“Hullo, Nellie,” he called to her. “Someone has been having a bonfire in here!”

She entered, closed the door carefully behind her, and set her back against it. “Who do you think? What do you suppose it is that has been burnt?” she asked. Her face looked rigid and strained as she confronted him. “Yesterday I discovered why no one came near me. Julian, you have been guilty of the basest and most dishonourable conduct. In order to enjoy complete isolation, I have been humiliated before the world, my reputation has been sacrificed to the book. My good name has counted as nothing, in comparison with Semiramis!” She put her hand to her throat, and swallowed. “I shall send a copy of our marriage certificate to the parson, and request him to publish the truth.”

“So this is your revenge!” cried the Professor, who was trembling from head to foot. “For what was a mere ruse, to keep people at bay, and prevent tribes of women swarming in and out all day long, and disturbing me with their damned giggling, and shrill, high voices. Another wife would have thrown herself heart and soul into her husband’s task—instead of being jealous of his labour. This book, which you have burnt, meant everything to me. I have had the subject in my mind ever since I was a lad at Oxford. Now it is all gone,” and his face quivered with emotion, “my toil, my notes, that I have been collecting for years!” He completely broke down as he added, “It is as if you had murdered my child.”

“You should never have married me,” she answered, wholly unmoved; “and I will now leave you to replace Semiramis with some other monumental work. I have cabled to my brother, and taken my passage in the Empress line for Quebec. This is good-bye.”

“So be it,” he groaned, as he sank into a chair, and bowed his head in his hands. “So be it—so be it!”

But matters were not altogether as desperate as the Professor had been led to believe. The day before she left England Mrs. Serle posted to her husband the priceless manuscript that she had merely pretended to destroy, and his relief and joy were naturally beyond description.

Before Julian Serle abandoned Beckwell—which he did almost immediately—in figurative sackcloth and ashes, he went and confessed himself to the parson, and received the severe admonition which he most undoubtedly deserved. Subsequently the guilty man returned to his flat in London—to a home which was empty, not to say desolate. He was miserably unhappy, and missed his wife at every turn; her friends, yes, and his own, were full of insistent and embarrassing enquiries, to which he replied with a very halting tale about Helen having received a sudden and imperative summons to Montreal. Her absence weighed upon him heavily; after all, a live Helen was ten times more to him than a long-defunct Semiramis! So leaving his precious book to see itself through the press, he took ship for Canada, where he sought out his outraged consort, abased himself appropriately—and received a full pardon.

IX
THE RED BUNGALOW

It is a considerable time since my husband’s regiment (“The Snapshots”) was stationed in Kulu, yet it seems as if it were but yesterday, when I look back on the days we spent in India. As I sit by the fire, or in the sunny corner of the garden, sometimes when my eyes are dim with reading I close them upon the outer world, and see, with vivid distinctness, events which happened years ago.
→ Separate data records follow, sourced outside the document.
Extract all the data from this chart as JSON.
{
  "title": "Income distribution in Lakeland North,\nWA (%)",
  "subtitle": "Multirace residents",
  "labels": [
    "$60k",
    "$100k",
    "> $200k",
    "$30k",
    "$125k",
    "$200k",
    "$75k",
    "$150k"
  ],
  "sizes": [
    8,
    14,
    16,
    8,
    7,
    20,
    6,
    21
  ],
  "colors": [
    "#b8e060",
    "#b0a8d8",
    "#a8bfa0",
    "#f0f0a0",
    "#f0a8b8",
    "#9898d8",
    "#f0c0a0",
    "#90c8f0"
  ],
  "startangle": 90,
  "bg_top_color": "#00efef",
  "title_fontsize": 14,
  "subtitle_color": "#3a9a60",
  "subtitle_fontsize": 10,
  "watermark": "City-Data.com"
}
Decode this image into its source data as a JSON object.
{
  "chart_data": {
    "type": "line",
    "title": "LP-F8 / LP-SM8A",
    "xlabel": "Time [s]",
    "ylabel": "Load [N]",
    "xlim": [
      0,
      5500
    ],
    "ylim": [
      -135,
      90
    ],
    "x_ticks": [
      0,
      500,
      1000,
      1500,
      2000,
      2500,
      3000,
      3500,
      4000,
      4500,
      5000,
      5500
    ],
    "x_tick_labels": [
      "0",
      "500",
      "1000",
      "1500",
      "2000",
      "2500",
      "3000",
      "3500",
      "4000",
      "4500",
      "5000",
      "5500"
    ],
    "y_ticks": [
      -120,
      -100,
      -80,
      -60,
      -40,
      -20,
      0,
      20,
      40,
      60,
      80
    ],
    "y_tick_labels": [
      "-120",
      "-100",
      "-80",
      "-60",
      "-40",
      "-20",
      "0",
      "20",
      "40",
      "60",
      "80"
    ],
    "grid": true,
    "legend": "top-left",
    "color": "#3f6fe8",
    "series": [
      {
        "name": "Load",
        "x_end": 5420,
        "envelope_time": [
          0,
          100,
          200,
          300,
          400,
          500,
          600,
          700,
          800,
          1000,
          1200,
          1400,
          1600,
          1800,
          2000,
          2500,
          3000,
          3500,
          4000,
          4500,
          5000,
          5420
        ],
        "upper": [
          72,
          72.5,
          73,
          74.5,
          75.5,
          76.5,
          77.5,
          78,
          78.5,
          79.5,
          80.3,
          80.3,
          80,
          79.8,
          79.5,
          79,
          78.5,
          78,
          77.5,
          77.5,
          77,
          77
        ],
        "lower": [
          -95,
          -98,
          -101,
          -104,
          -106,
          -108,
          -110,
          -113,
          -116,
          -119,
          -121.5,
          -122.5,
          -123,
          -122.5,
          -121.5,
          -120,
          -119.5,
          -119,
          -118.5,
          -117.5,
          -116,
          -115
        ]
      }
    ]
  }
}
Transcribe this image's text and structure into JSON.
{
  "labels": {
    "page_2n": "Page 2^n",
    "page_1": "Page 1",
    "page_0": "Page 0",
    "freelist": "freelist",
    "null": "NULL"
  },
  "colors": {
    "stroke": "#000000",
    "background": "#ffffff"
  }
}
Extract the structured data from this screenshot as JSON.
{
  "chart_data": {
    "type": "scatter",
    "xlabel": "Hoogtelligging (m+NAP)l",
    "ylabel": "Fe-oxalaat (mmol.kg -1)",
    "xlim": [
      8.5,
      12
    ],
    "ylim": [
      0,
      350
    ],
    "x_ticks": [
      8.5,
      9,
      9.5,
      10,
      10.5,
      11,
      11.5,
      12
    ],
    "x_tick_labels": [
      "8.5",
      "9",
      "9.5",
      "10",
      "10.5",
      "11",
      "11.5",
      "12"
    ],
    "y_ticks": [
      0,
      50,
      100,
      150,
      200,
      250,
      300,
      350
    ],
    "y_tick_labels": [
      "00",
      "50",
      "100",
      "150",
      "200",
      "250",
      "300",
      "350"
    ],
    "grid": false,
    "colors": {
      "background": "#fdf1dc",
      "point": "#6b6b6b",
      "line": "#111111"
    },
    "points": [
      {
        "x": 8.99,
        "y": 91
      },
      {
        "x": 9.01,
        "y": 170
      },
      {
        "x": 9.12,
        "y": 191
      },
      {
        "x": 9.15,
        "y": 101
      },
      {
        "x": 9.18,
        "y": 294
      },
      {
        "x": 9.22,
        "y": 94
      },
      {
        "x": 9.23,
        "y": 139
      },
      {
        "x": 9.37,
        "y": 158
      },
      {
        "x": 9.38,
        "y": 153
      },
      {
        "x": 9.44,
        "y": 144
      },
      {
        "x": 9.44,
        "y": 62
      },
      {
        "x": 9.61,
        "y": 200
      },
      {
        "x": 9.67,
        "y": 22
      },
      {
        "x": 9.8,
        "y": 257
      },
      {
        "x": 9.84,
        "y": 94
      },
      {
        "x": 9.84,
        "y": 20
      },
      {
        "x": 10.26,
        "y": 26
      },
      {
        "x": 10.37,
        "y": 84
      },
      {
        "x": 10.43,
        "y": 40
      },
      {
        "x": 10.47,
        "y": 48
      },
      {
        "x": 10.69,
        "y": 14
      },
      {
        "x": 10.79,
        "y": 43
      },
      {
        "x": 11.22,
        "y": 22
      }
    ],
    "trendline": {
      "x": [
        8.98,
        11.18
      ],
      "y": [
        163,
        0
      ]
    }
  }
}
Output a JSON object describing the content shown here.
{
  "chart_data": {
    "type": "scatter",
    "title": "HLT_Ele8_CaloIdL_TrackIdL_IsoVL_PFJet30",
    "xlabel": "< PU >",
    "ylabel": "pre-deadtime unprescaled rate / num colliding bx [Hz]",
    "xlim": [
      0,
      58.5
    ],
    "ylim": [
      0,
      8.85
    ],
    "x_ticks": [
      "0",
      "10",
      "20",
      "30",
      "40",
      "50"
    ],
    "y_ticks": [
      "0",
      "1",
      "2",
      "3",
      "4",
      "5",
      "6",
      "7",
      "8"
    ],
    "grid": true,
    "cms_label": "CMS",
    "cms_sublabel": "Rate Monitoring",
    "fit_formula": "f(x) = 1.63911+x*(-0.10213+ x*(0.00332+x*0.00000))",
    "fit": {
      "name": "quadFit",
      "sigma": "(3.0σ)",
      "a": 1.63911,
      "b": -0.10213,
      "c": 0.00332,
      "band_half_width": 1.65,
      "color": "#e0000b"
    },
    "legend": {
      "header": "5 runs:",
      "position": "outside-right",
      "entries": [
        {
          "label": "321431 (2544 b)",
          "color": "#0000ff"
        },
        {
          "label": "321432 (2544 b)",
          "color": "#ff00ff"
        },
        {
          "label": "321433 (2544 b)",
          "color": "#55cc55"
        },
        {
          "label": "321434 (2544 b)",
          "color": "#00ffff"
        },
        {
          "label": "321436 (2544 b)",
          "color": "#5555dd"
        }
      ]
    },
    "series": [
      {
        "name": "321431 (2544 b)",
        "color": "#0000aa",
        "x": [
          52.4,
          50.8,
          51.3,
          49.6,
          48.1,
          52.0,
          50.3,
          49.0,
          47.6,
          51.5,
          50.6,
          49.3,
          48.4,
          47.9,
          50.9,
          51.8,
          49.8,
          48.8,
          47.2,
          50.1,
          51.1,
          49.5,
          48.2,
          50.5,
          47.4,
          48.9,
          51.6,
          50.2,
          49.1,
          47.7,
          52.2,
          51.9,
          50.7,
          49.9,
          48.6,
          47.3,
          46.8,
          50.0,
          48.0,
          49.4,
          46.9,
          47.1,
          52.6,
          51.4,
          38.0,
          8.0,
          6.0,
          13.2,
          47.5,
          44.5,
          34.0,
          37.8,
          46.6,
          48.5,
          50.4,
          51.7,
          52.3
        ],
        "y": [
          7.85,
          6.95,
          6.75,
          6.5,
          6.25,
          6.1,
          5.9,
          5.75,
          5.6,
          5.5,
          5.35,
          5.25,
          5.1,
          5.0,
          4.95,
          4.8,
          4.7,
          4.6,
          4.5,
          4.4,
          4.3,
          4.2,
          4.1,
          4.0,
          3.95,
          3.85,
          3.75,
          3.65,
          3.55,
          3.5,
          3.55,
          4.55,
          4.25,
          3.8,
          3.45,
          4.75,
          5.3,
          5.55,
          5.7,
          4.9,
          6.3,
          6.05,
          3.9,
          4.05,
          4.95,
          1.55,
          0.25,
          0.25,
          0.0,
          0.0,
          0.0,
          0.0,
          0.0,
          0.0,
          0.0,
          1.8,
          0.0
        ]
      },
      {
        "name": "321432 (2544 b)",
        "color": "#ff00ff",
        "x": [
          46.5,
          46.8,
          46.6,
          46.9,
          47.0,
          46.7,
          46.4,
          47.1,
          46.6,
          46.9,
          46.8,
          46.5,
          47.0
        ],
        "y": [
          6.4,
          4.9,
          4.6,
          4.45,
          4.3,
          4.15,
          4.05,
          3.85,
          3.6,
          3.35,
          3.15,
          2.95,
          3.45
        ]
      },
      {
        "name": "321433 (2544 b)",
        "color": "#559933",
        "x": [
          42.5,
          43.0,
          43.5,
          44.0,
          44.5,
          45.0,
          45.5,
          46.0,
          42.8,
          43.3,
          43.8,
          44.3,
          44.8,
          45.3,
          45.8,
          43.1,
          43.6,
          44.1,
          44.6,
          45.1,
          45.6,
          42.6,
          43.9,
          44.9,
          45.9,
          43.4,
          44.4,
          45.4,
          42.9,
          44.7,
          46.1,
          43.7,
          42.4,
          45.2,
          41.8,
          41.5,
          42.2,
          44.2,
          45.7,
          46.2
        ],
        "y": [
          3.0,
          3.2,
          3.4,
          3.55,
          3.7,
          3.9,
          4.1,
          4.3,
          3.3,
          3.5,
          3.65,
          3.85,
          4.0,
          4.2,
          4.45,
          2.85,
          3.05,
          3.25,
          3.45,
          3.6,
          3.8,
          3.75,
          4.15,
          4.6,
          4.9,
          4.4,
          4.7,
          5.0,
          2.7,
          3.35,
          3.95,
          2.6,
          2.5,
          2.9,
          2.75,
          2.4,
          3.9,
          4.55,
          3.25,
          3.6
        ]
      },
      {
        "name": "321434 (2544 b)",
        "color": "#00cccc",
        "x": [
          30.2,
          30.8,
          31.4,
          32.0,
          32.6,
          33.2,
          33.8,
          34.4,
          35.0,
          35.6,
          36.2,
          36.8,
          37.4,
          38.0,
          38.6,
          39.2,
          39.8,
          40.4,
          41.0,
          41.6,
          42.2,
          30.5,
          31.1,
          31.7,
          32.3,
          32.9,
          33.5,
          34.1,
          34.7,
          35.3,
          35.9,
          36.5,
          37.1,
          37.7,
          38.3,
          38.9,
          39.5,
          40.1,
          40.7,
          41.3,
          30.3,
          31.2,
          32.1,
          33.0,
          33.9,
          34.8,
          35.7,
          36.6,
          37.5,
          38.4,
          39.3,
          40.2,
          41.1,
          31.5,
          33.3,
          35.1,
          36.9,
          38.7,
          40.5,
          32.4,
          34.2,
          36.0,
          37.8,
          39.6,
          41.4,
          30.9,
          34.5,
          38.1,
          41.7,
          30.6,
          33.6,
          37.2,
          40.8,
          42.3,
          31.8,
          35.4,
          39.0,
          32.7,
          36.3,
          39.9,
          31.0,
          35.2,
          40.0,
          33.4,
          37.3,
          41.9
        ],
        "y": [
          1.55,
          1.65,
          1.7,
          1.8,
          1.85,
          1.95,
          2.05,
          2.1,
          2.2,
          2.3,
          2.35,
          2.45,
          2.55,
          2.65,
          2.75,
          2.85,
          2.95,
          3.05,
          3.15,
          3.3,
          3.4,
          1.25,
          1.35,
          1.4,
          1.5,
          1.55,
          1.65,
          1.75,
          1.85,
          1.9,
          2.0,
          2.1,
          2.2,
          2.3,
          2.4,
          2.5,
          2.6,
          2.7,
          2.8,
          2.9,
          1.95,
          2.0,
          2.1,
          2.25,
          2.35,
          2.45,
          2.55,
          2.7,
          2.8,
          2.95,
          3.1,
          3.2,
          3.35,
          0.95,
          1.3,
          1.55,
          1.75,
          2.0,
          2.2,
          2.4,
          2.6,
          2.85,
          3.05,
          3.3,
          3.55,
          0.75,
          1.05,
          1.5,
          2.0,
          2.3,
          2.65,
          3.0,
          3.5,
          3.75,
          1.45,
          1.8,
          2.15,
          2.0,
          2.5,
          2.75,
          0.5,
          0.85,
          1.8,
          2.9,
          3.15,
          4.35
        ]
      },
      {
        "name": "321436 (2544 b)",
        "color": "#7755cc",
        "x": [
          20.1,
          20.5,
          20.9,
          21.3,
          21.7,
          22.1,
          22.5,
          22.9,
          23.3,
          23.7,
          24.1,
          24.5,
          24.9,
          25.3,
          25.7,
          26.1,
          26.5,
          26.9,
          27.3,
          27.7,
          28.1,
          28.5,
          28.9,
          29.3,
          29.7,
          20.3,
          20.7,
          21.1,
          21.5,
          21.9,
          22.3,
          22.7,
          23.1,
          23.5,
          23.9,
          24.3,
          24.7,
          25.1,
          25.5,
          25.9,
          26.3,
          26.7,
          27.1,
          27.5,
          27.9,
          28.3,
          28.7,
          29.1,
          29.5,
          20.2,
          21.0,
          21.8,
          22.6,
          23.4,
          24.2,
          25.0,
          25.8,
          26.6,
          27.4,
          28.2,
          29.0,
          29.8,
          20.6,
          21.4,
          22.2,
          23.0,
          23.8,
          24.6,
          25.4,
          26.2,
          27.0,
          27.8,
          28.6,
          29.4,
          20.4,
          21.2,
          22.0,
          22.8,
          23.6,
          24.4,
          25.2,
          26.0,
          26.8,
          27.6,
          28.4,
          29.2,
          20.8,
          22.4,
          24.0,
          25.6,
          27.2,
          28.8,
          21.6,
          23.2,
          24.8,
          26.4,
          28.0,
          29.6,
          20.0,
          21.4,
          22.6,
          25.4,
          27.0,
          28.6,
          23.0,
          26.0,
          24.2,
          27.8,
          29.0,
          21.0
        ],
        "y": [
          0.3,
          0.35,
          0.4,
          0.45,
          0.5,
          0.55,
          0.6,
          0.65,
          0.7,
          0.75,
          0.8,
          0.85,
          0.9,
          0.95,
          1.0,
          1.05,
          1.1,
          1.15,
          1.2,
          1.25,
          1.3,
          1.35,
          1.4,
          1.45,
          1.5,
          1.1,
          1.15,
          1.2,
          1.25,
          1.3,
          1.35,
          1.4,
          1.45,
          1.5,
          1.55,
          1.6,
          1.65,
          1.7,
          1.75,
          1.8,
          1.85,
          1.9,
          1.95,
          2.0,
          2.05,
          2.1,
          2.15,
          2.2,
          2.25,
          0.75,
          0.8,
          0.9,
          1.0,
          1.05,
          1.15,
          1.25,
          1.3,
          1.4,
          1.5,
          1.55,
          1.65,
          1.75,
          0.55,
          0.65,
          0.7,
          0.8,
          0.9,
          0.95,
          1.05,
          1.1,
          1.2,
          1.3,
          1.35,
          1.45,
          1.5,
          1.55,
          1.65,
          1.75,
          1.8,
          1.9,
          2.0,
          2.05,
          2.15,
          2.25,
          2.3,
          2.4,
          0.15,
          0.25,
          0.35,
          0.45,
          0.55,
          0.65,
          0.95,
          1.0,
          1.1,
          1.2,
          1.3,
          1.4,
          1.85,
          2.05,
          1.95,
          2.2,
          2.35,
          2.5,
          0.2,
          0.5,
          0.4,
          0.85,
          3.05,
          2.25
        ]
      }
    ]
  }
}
Among various mental pictures, there is not one which stands forth with the same weird and lurid effect as the episode of “The Red Bungalow.”

Robert was commanding his regiment, and we were established in a pretty spacious house at Kulu, and liked the station. It was a little off the beaten track, healthy and sociable. Memories of John Company and traces of ancient Empires still clung to the neighbourhood. Pig-sticking and rose-growing, Badminton and polo, helped the resident of the place to dispose of the long, long Indian day—never too long for me!